The returned scores are normalized similarities (1 - edit distance / max edit distance) between the compared sequences for all language pairs. For n-lingual input, the scores will include C(n, 2) values.

RepetitionFilter

Filter segments with repeated content. Useful e.g. for filtering data generated by a low-quality NMT model.

Parameters:

threshold: number of repetitions required to activate the filter (optional, default 2)
min_length: minimum number of characters in the repeated sequence (optional, default 3)
max_length: maximum number of characters in the repeated sequence (optional, default 100)

The returned scores are the numbers of repetitions if at least threshold repetitions were found (first occurrence of the string is not counted), or zero if no repetitions were found, or all were below the threshold. The returned number of repetitions is for the first match, and it is possible that the segment contains longer repetitions.

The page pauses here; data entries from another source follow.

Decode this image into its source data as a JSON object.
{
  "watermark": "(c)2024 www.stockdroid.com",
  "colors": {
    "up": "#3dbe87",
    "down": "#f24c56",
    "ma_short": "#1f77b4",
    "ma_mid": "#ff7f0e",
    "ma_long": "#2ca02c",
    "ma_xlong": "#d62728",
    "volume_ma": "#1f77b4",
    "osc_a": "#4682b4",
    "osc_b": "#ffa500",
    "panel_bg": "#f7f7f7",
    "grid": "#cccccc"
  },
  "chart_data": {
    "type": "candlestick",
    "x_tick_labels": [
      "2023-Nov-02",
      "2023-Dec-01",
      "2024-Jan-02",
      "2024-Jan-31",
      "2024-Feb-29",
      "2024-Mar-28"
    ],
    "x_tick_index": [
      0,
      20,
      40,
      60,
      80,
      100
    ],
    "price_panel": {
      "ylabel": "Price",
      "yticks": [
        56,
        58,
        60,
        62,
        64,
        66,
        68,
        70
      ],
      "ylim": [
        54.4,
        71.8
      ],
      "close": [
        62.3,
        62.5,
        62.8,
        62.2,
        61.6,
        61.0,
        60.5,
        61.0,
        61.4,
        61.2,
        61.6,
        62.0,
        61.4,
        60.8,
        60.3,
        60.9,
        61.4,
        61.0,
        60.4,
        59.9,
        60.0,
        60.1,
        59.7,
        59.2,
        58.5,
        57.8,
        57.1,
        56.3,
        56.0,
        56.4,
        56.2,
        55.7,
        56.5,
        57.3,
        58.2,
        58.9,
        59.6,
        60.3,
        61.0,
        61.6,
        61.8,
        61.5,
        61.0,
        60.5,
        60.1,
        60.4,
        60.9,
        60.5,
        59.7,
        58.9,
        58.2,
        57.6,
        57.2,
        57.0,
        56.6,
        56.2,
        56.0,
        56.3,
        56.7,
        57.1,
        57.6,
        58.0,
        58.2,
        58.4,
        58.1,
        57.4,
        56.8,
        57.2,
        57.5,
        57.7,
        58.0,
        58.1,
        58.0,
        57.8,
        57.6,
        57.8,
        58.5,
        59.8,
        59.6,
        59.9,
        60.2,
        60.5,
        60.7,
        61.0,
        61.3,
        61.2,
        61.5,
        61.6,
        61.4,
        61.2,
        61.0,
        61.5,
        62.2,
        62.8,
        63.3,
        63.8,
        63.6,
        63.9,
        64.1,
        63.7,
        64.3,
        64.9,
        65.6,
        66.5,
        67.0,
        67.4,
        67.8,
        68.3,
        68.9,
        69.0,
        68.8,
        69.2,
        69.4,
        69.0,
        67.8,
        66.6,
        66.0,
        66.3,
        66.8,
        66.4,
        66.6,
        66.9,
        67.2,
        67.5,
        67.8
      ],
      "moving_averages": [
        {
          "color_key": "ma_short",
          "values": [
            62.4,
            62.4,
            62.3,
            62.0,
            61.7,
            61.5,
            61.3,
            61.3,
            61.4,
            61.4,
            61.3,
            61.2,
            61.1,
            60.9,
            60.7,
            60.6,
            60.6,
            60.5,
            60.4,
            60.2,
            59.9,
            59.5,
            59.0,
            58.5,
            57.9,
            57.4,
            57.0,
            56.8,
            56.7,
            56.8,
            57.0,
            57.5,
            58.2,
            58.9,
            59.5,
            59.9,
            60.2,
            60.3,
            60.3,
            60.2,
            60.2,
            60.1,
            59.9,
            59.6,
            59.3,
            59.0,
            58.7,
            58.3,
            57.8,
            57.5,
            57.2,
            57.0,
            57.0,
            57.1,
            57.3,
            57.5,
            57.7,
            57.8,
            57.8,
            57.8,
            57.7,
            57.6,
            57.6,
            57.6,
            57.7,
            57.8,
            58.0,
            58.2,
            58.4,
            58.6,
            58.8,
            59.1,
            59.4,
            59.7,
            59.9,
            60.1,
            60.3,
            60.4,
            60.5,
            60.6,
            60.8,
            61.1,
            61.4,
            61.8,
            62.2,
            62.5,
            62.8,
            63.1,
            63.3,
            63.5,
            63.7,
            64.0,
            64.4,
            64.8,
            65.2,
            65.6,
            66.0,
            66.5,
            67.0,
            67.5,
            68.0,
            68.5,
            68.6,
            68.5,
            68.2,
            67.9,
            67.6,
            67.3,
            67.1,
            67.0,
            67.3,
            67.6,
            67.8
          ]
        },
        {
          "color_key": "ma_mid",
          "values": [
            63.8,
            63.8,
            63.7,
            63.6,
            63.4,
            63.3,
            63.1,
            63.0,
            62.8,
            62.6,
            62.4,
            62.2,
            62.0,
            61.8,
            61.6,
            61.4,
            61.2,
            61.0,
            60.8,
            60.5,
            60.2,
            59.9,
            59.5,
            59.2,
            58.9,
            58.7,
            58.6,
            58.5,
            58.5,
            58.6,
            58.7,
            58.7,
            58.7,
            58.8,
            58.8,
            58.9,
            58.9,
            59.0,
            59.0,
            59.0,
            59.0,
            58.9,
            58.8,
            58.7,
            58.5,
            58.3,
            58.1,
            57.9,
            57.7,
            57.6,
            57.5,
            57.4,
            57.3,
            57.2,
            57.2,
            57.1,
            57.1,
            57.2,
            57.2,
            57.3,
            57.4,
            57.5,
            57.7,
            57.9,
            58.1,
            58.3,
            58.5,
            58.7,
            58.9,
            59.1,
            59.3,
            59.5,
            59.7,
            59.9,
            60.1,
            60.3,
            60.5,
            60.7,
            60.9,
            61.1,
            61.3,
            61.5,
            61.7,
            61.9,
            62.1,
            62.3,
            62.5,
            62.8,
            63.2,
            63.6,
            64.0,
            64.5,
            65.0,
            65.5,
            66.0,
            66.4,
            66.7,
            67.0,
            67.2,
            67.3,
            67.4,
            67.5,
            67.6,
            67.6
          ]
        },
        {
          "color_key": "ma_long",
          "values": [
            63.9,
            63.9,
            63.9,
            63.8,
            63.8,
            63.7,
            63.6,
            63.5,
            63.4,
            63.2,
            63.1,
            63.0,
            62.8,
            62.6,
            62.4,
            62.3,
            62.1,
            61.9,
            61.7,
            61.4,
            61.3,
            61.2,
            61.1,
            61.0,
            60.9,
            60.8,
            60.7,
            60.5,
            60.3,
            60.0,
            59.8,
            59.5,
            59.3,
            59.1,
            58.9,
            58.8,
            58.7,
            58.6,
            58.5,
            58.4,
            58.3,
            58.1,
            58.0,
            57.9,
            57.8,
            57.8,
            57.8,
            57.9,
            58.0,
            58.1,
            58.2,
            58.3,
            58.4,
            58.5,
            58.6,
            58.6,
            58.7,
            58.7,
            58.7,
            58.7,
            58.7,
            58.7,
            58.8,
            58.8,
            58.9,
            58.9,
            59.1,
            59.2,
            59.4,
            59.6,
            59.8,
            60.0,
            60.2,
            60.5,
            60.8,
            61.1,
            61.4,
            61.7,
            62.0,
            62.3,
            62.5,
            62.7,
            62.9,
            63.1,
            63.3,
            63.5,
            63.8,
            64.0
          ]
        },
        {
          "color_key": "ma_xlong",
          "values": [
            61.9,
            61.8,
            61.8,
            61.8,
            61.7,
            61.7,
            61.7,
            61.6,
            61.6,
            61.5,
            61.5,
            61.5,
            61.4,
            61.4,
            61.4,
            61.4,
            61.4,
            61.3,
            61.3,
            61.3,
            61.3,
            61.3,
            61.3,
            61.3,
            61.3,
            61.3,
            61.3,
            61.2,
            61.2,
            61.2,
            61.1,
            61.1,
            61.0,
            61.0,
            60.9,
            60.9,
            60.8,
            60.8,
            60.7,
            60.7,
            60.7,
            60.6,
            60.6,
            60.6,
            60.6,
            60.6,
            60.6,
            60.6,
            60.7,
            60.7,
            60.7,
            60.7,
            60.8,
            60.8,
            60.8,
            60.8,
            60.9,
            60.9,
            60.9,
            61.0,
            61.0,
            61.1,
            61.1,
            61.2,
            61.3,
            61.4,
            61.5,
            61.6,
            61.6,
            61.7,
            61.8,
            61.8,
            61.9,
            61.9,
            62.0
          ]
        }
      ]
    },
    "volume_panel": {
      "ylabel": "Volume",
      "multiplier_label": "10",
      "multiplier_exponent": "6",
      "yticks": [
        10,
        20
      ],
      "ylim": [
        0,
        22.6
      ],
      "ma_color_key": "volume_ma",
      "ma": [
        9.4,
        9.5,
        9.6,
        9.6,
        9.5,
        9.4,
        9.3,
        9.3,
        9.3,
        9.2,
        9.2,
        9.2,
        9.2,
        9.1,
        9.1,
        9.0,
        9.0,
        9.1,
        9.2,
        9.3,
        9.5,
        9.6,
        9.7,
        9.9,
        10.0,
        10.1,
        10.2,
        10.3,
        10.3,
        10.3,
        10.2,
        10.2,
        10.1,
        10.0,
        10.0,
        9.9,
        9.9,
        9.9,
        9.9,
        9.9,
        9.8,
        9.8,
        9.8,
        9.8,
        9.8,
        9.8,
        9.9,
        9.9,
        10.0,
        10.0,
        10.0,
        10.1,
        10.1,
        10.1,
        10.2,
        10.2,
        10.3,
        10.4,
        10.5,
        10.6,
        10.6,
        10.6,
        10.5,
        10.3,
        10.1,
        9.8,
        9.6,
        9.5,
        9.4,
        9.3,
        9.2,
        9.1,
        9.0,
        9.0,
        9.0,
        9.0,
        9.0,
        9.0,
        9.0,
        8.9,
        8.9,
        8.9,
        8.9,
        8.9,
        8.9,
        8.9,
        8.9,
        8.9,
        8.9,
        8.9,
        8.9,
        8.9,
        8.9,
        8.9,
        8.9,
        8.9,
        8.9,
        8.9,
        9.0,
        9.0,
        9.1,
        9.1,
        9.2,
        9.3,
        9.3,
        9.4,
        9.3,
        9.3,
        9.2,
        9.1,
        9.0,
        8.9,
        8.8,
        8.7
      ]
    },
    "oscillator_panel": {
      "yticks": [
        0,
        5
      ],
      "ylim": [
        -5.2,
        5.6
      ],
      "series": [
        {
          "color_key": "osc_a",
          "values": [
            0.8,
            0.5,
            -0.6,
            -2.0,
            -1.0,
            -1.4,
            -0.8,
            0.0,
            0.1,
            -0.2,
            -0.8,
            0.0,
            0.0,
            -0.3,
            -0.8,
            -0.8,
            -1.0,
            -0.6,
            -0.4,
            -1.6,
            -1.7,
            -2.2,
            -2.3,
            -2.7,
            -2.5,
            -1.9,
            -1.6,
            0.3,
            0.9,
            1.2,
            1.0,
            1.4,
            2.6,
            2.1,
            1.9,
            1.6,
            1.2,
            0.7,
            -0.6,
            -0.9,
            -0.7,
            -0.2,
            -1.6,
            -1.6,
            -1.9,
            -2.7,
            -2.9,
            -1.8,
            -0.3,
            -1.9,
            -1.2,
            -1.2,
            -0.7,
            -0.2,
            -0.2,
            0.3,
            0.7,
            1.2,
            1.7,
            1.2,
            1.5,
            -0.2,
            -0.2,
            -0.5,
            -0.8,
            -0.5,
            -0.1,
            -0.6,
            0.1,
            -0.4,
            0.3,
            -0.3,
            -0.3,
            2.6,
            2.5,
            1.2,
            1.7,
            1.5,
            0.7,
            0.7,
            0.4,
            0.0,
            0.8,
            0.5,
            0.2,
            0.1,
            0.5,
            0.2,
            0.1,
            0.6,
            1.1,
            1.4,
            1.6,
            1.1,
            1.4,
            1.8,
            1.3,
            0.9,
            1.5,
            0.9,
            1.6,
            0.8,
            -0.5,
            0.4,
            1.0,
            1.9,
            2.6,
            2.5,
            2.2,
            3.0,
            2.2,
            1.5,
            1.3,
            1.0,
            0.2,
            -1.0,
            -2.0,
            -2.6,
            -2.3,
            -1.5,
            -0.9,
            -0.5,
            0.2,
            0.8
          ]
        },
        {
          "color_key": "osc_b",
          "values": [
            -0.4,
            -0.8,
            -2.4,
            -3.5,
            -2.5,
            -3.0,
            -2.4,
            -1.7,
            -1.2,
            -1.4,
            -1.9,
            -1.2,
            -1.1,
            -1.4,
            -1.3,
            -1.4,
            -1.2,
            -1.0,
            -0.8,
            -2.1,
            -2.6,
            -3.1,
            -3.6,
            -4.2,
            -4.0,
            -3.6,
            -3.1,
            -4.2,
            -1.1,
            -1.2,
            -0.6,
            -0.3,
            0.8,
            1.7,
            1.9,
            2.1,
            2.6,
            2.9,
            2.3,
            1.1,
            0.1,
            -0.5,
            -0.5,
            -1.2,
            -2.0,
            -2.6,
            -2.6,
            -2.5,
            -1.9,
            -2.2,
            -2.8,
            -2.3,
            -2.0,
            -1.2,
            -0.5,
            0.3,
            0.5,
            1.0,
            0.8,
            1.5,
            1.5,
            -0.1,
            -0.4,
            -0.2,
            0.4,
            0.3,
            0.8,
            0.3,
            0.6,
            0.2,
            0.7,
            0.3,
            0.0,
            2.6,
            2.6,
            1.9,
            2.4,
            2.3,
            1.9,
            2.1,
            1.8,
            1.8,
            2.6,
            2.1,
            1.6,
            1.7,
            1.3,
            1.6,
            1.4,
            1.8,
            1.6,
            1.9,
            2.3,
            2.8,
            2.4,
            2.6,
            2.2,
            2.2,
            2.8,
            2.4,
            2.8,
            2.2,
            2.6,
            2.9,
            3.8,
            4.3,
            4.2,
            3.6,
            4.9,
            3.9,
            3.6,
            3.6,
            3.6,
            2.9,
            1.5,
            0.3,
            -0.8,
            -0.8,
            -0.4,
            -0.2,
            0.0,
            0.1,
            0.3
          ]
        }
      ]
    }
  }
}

There may be optional space character(s) between the repeated strings that are not counted to the length. The repeated string cannot start with a whitespace character but is not limited otherwise.

RegExpFilter

Filter out segments that match (or do not match) a arbitrary regular expression.

Parameters:

regexps: a regular expression or a list of expressions to match
accept_match: accept matching segments instead of rejecting (default false)

You can either provide a single regexp or one for each language in the parallel data. If accept_match is false, the pair is accepted only if none of the segment match the corresponding regular experssion. If accept_match is true, the pair is accepted only if all segments match the corresponding regular expression.

The regex module is used for the regular expressions.